И тачка, подпрыгивая, покатилась к морю. Но почти у самой кромки берега колесо съехало в яму, тачка завалилась набок, и Русалку выбросило из её колесницы на водоросли.

Водоросли были сочными, упругими и мягкими, так что она не ушиблась, но рассердиться ей это вовсе не помешало.

— Вы ведь ходите в школу, как напомнил мой благородный спаситель, — проворчала Дама. — Там вас должны были научить, как не опрокидывать колесницы.

— Ваши спасители — это мы! — не сдержался Фрэнсис.

— Конечно, вы, — холодно согласилась Русалка, — но вы — низкорожденные спасители, а не благородные. Но таки и быть, я вас прощаю. Вам ли не быть неуклюжими и неловкими — в этом вся ваша сущность, я полагаю, тогда как его…

— Прощайте, — оборвал её на полуслове Фрэнсис.

— Это ещё не всё, — остановила его Дама. — Вы должны пойти со мной, а вдруг я не смогу везде передвигаться тем грациозным червеподобным способом, о котором вы упомянули. Теперь встаньте справа, слева и сзади, и не ходите по моему хвосту — вы не представляете, как это раздражает!

— О, я представляю, — сказала Мэйвис. — Знаете, у моей Мамы тоже есть хвост.

— Однако! — удивился Фрэнсис. Но Сверкающий Мальчик понял.

— Только она его иногда снимает, — пояснил он, и Мэйвис показалось, что мальчик подмигнул ей. Хотя в лунном свете трудно быть в чём — то уверенной.

— А твоя мама куда более высокого происхождения, чем я полагала, — сказала Русалка, — но ты уверена насчет хвоста?

— Я часто на него наступаю, — ответила Мэйвис, и тут Фрэнсис понял, что речь идёт о мамином подоле.

Извиваясь, скользя и подталкивая себя вперед — иногда при помощи рук, иногда с помощью детей, Русалка, наконец — то, добралась до воды.

— Чудесно! Сейчас я вся намокну! — крикнула она.

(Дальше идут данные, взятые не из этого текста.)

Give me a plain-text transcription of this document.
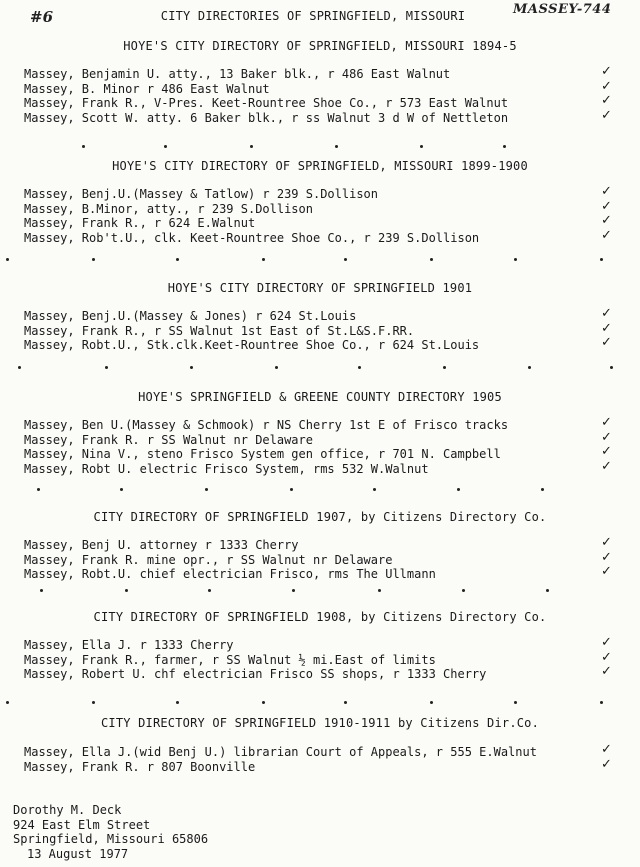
#6	MASSEY-744
CITY DIRECTORIES OF SPRINGFIELD, MISSOURI
HOYE'S CITY DIRECTORY OF SPRINGFIELD, MISSOURI 1894-5
Massey, Benjamin U. atty., 13 Baker blk., r 486 East Walnut	✓
Massey, B. Minor r 486 East Walnut	✓
Massey, Frank R., V-Pres. Keet-Rountree Shoe Co., r 573 East Walnut	✓
Massey, Scott W. atty. 6 Baker blk., r ss Walnut 3 d W of Nettleton	✓
HOYE'S CITY DIRECTORY OF SPRINGFIELD, MISSOURI 1899-1900
Massey, Benj.U.(Massey & Tatlow) r 239 S.Dollison	✓
Massey, B.Minor, atty., r 239 S.Dollison	✓
Massey, Frank R., r 624 E.Walnut	✓
Massey, Rob't.U., clk. Keet-Rountree Shoe Co., r 239 S.Dollison	✓
HOYE'S CITY DIRECTORY OF SPRINGFIELD 1901
Massey, Benj.U.(Massey & Jones) r 624 St.Louis	✓
Massey, Frank R., r SS Walnut 1st East of St.L&S.F.RR.	✓
Massey, Robt.U., Stk.clk.Keet-Rountree Shoe Co., r 624 St.Louis	✓
HOYE'S SPRINGFIELD & GREENE COUNTY DIRECTORY 1905
Massey, Ben U.(Massey & Schmook) r NS Cherry 1st E of Frisco tracks	✓
Massey, Frank R. r SS Walnut nr Delaware	✓
Massey, Nina V., steno Frisco System gen office, r 701 N. Campbell	✓
Massey, Robt U. electric Frisco System, rms 532 W.Walnut	✓
CITY DIRECTORY OF SPRINGFIELD 1907, by Citizens Directory Co.
Massey, Benj U. attorney r 1333 Cherry	✓
Massey, Frank R. mine opr., r SS Walnut nr Delaware	✓
Massey, Robt.U. chief electrician Frisco, rms The Ullmann	✓
CITY DIRECTORY OF SPRINGFIELD 1908, by Citizens Directory Co.
Massey, Ella J. r 1333 Cherry	✓
Massey, Frank R., farmer, r SS Walnut ½ mi.East of limits	✓
Massey, Robert U. chf electrician Frisco SS shops, r 1333 Cherry	✓
CITY DIRECTORY OF SPRINGFIELD 1910-1911 by Citizens Dir.Co.
Massey, Ella J.(wid Benj U.) librarian Court of Appeals, r 555 E.Walnut	✓
Massey, Frank R. r 807 Boonville	✓
Dorothy M. Deck
924 East Elm Street
Springfield, Missouri 65806
13 August 1977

Но в тот же миг мокрыми стали и остальные: Русалка подпрыгнула, кувыркнулась и нырнула в воду, обдав детей фонтаном брызг. И скрылась в глубине.

Глава V

Последствия

Они переглянулись.

— Ну и ну! — развела руками Мэйвис.

— Я считаю, что она неблагодарная, — важно сказал Фрэнсис.

— А чего вы ждали-то? — удивился Сияющий Мальчик.

Дети насквозь промокли… Было очень поздно, облака в небе поспешно укладывали луну в постель. Русалка исчезла. Приключение окончилось.

Детям ничего не оставалось, кроме как пойти домой и лечь спать, зная, что, когда они проснутся, придётся весь день объяснять родителям, почему их вещи промокли.

— И тебе тоже придётся, — сказала Мэйвис Сияющему Мальчику.

В ответ на это, как они потом вспоминали, он удивительно долго молчал.

— Ума не приложу, как нам это объяснить, — нахмурился Фрэнсис. — Честно. Ну ладно, пошли домой. Хватит с меня приключений. Бернард был прав.

Мэйвис, которая и вправду очень устала, согласилась.

К этому времени дети уже пересекли пляж, достали тачку и покатили её по дороге. Когда они дошли до перекрестка, Сияющий Мальчик неожиданно сказал:

— Ну, пошёл я, до скорого, приятели!.. — и исчез на узкой, уходящей в сторону, тропинке.

Оставшись вдвоём, дети побрели, толкая тачку, которая, напомню вам, была такой же мокрой, как и они сами. Они прошли вдоль изгороди, обошли мельницу и поднялись к дому. Внезапно Мэйвис схватила брата за руку.

— Там свет! — прошептала она.

Действительно, в доме горел свет. Дети почувствовали то безысходное ощущение пустоты, которое все мы испытываем, когда попадаемся с поличным.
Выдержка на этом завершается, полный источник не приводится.